Você faz bem em ir para Goiás, Binho. Nada como uma escapada, mormente no seu caso (inicio de carreira), para dar-nos mais e mais experiência. Eu mesmo, depois de coroa e casado, estou aprendendo bastante por aqui. É incrível como este nosso amado Brasil é cheio de contrastes.

Mas, vá para Goiás! Exerça lá sua profissão, aplique-se, adquira vivência. De lá, então, parta para outros cantos, se for esse o seu destino. Às vezes, seu futuro estará lá mesmo. Ou aí em Belo Horizonte, quem sabe? O certo é que a pessoa deve sempre viajar, jamais deixando as oportunidades passarem. Você só tem a lucrar, nada a perder. O acervo de conhecimentos, a experiência, a vivência que lhe darão as viagens, o contato com outra gente, outros hábitos de vida, etc., etc., só lhe trará maior conhecimento de causa, maior segurança, maior tranqüilidade. Você agora deve começar a viver! Durante quase cinco anos estudou e batalhou como um mouro! Agora chegou o momento de colher os frutos desse seu trabalho. Mas colha-os devagar, sem pressa. Eles estão aí mesmo. Irão amadurecendo e se oferecendo aos poucos. A você compete apenas estender a mão e apanhá-los. Com classe. Com aquela categoria que Deus lhe deu, mano velho!

As minhas sinceras homenagens, pois, Rubinho, pelo seu brilhante feito. E as da Maria Mari também. Ela se orgulha muito do cunhado bacana que tem.

Mano, mas o negocio aqui não é mole! Vida difícil, muito difícil. Povo pobre, hábitos e costumes que remontam aos princípios do nosso descobrimento (a gente do Ver-O-Peso, por exemplo), tranqüilidade absoluta:- não se apoquentam por nada deste mundo! Basta dizer, por exemplo, que das 12 às 14, 14,30 horas, toda a cidade dorme. Até bares e restaurantes são fechados. É incrível! Lojas e, de resto, praticamente todo o comércio cerra as suas portas. É a hora da sesta. E os paraenses vão para as suas redes tirar uma soneca ...
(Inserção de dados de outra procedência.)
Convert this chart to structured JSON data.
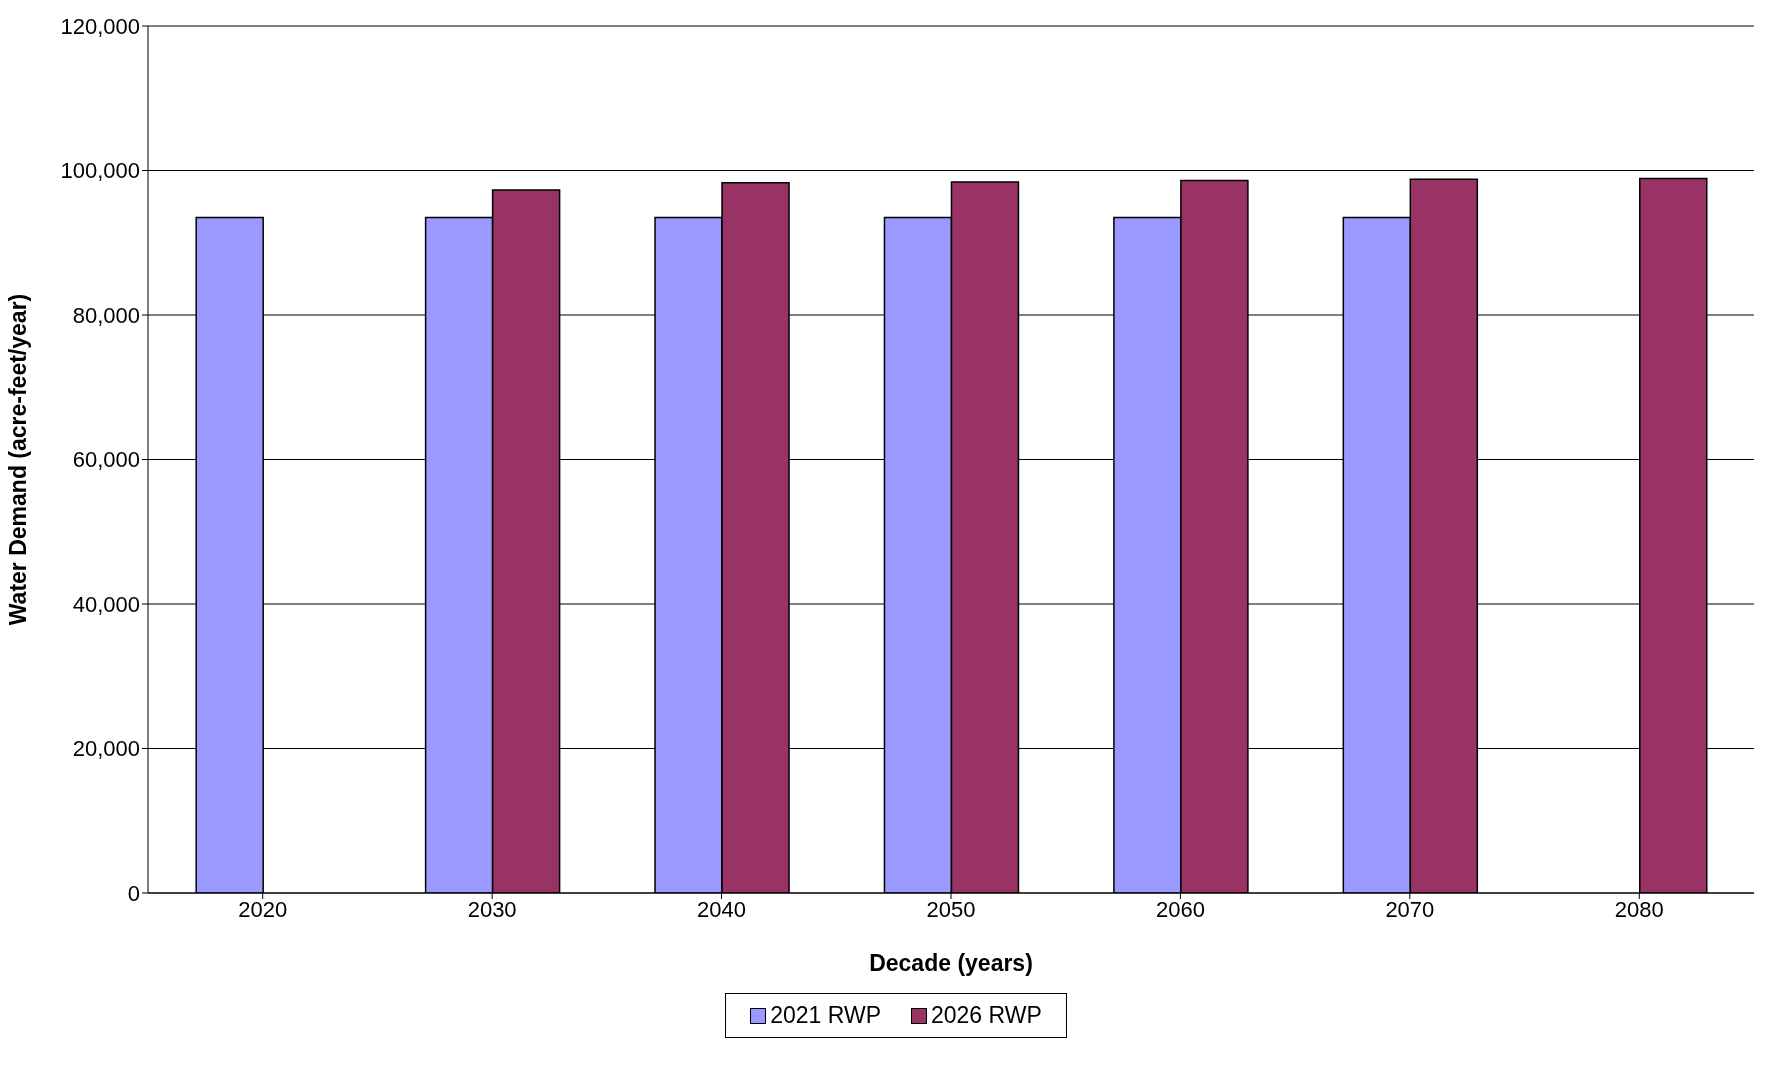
{
  "chart_data": {
    "type": "bar",
    "xlabel": "Decade (years)",
    "ylabel": "Water Demand (acre-feet/year)",
    "categories": [
      "2020",
      "2030",
      "2040",
      "2050",
      "2060",
      "2070",
      "2080"
    ],
    "series": [
      {
        "name": "2021 RWP",
        "color": "#9999ff",
        "values": [
          93500,
          93500,
          93500,
          93500,
          93500,
          93500,
          null
        ]
      },
      {
        "name": "2026 RWP",
        "color": "#993366",
        "values": [
          null,
          97300,
          98300,
          98400,
          98600,
          98800,
          98900
        ]
      }
    ],
    "ylim": [
      0,
      120000
    ],
    "yticks": [
      0,
      {
        "value": 20000,
        "label": "20,000"
      },
      {
        "value": 40000,
        "label": "40,000"
      },
      {
        "value": 60000,
        "label": "60,000"
      },
      {
        "value": 80000,
        "label": "80,000"
      },
      {
        "value": 100000,
        "label": "100,000"
      },
      {
        "value": 120000,
        "label": "120,000"
      }
    ],
    "grid": "y",
    "legend": "bottom"
  }
}
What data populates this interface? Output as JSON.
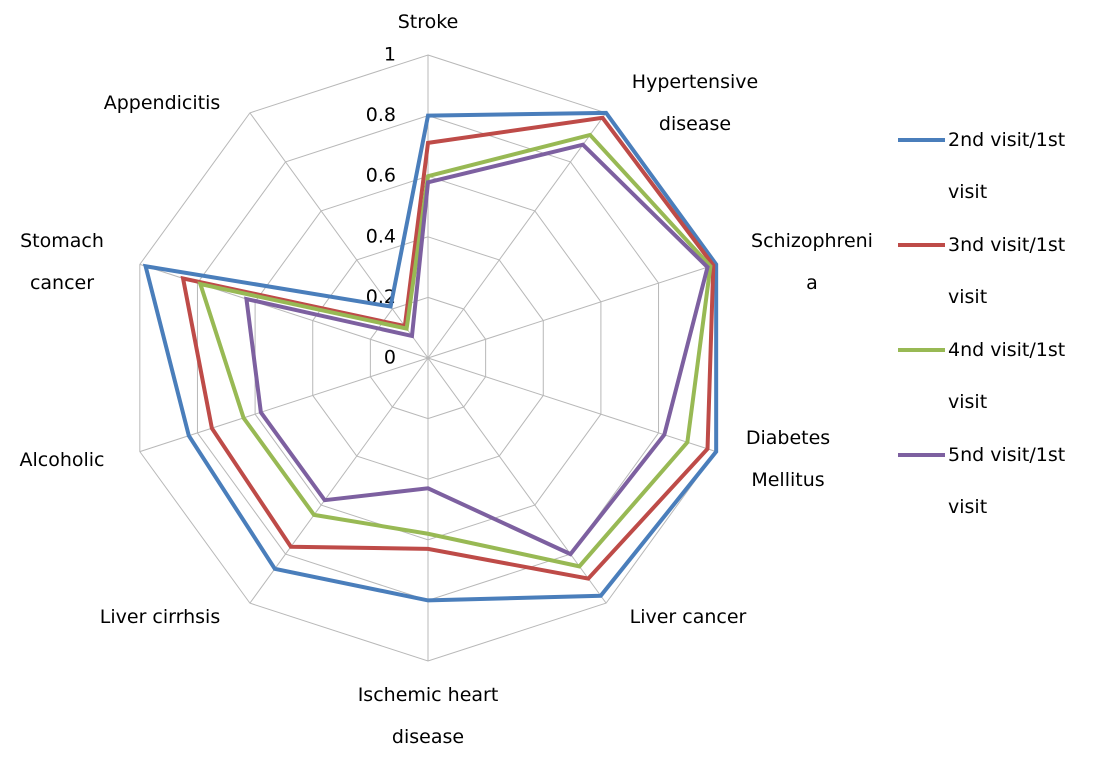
{
  "chart_data": {
    "type": "radar",
    "categories": [
      "Stroke",
      "Hypertensive disease",
      "Schizophrenia",
      "Diabetes Mellitus",
      "Liver cancer",
      "Ischemic heart disease",
      "Liver cirrhsis",
      "Alcoholic",
      "Stomach cancer",
      "Appendicitis"
    ],
    "series": [
      {
        "name": "2nd visit/1st visit",
        "color": "#4a7ebb",
        "values": [
          0.8,
          1.0,
          1.0,
          1.0,
          0.97,
          0.8,
          0.86,
          0.83,
          0.98,
          0.21
        ]
      },
      {
        "name": "3nd visit/1st visit",
        "color": "#be4b48",
        "values": [
          0.71,
          0.98,
          0.99,
          0.97,
          0.9,
          0.63,
          0.77,
          0.75,
          0.85,
          0.13
        ]
      },
      {
        "name": "4nd visit/1st visit",
        "color": "#98b954",
        "values": [
          0.6,
          0.91,
          0.98,
          0.9,
          0.85,
          0.58,
          0.64,
          0.64,
          0.79,
          0.12
        ]
      },
      {
        "name": "5nd visit/1st visit",
        "color": "#7d60a0",
        "values": [
          0.58,
          0.87,
          0.97,
          0.82,
          0.8,
          0.43,
          0.58,
          0.58,
          0.63,
          0.09
        ]
      }
    ],
    "ylim": [
      0,
      1
    ],
    "yticks": [
      0,
      0.2,
      0.4,
      0.6,
      0.8,
      1
    ],
    "grid": true,
    "legend": "right"
  }
}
Clima quente e úmido, chuvas diárias, cidade arborizada por gigantescas e centenárias mangueiras. Ruas estreitíssimas, calçadas em pedra sabão, prédios antigos, estilo colonial. Volta e meia uma construção moderna, de linhas arrojadas, surge contrastando com o resto das edificações.

A cidade é pequena, a população se divide claramente. De um lado, a classe dos poderosos, com seus carrões, seus bangalôs, etc., riquezas às vezes construídas quando o contrabando era fácil por aqui, 1964, 1965. De outro lado, o Zé povinho miserável, a classe composta pelos descendentes diretos dos indígenas daqui. Pele amorenada, cabelos lisos e negros, olhos mongolóides, rosto anguloso. É o paraense legítimo. Vêm do interior, navegando em suas canoas rústicas ou em suas “gaiolas” (pequenos barcos), trazendo o produto das suas plantações e da indústria extrativa (colheita nas matas):- farinha d’água, peixe, abóbora, banana, laranja, pupunha, uxi, açaí, murici, castanha do Pará, graviola, maracujá, cupuaçu, etc. . A maioria é de frutas nativas e encontradas na mata que, do outro lado do Rio Guamá (banha a cidade), contempla silenciosa a cidade a seus pés. E esses pescadores, essa gente humilde vem aportar na Bahia de Guajará, em meio aos navios cargueiros que aqui chegam e juntando-se à multidão no caís do Ver-O-Peso, vendem suas mercadorias. Trazem ainda bichos do mato (muito procurados), tatus, macacos, patos selvagens, cágados, araras, tucanos, cobras, etc. . E artigos de fabricação indígena:- arcos, flechas, bordunas, artesanato índio, etc. .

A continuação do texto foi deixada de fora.